Me and my friend bought a Dika DK880 plotter last year from china. The shipping, toll, tax etc cost more then the plotter. In other words, it's not the best cutter on the market. 

We're going to buy a new one and we've got two on our mind.
GCC Jaguar II 61 or Roland GX-24?

We are going to cut vinyl for windows, cars etc. And would also like to cut out vinyl or trace logos and put them on t-shirts. 

Which one should we buy? 

And what kind of software do you guys recommend? The guys selling the GCC are offering us Signpal (or signlab) for about 1000$ and I think that's way too expensive.

We're located in Norway, hope you unsterstand my English.


----------



## HuMJohn (Dec 6, 2006)

hellfire- said:


> Hello!
> 
> Me and my friend bought a Dika DK880 plotter last year from china. The shipping, toll, tax etc cost more then the plotter. In other words, it's not the best cutter on the market.
> 
> ...


I own a GCC Jaguar II. It is a wonderful machine. However, if you want to trace cut logos, I would suggest the Jaguar IV with the photo-eye to folllow a traceline.
Both, the GCC and the Roland GX-24 are wonderful machines. In this case, it would probably be which you could find at a lower price and/or parts and service, for. Both of these machines were the prime units that were used to introduce Rhinestone template cutting (using sand blast masking material), as these machines have both, the downforce to cut the thicker material, and the fine resolution control in the cutting of the material.

If you go with the Roland, you could cut vinyl right out of CorelDRAW or Adobe Illustrator, as this unit usually sells with a driver that interfaces well with either graphics program.

If you go with the GCC Jaguar, then I would suggest obtaining a copy of EuroSystems CoCut Pro, which is less expensive than SignPal, and handles many other plotters, as well. Even if you go with the Roland cutter, I would still get a copy of CoCut. In my opinion, it is that good of a program.

Of course, this is just my two cents.....


----------



## pixnstix (Apr 6, 2009)

Just to echo that the GCC machines have been excellent for me.


----------



## hellfire- (Sep 11, 2009)

J61-4 sitting on my desk  Gotta love it! Damn, that's something else. Cheap China plotter can go and die! .. 

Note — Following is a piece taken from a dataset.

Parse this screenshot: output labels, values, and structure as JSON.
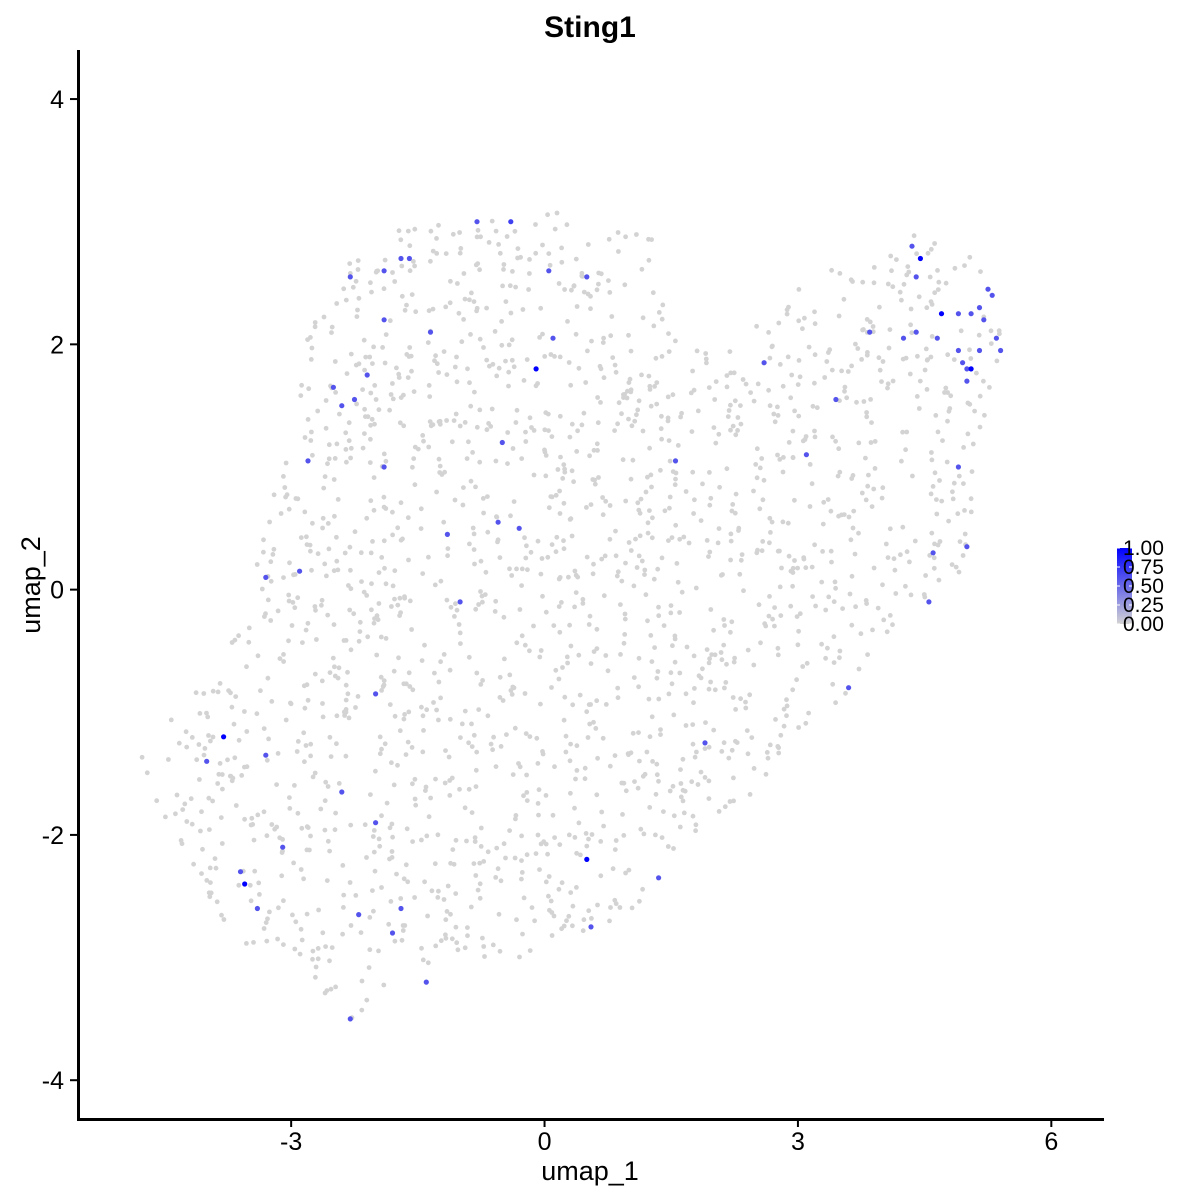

Thanks for the answers, really helped in deciding


----------



## jrsamwel (Apr 28, 2009)

pixnstix said:


> Just to echo that the GCC machines have been excellent for me.


Anybody with GCC AAS11 driver for Coreldraw X4 or FlexiSIGNPRO.for my PUMA 3,please I need that file to install I cannot reach my distributor.Any help is greatly appreciated.


----------



## pixnstix (Apr 6, 2009)

If you send me a private message with your email address, I will see what I can do. I will look at my installation CD tonight, our Aussie time, that's about 12 hours away.


----------



## hellfire- (Sep 11, 2009)

I'm happy with the Jaguar cutter. 

We just bought a heatpress and we need to test the opticeye / contour cutting. Does anybody know how to do this in coreldraw or another "cheap" software? 

I dont want to pay 1000$ for FlexiSign


----------



## j531288 (Oct 6, 2010)

Hi . I Have a GCC Jaguar 2 - 61 . but i do not have the drivers or software for it . can someone please help me? a buddy of mine gave it to me as a gift . but he didnt have any cds with it . well send me a message if you can please give me a hand thanks


----------



## plan b (Feb 21, 2007)

go to gccworld.com


----------



## j531288 (Oct 6, 2010)

yaa i did . but it wont let me download anything. and for some reason i cant register? idk? is there any way someone can send it to me?


----------



## plan b (Feb 21, 2007)

Call support, sometimes one needs to pick up the phone


----------



## j531288 (Oct 6, 2010)

yes thats very true .. but everytime i call them no one ever picks up . this is the 13th time i call ?? so i dont know what to do anymore .


----------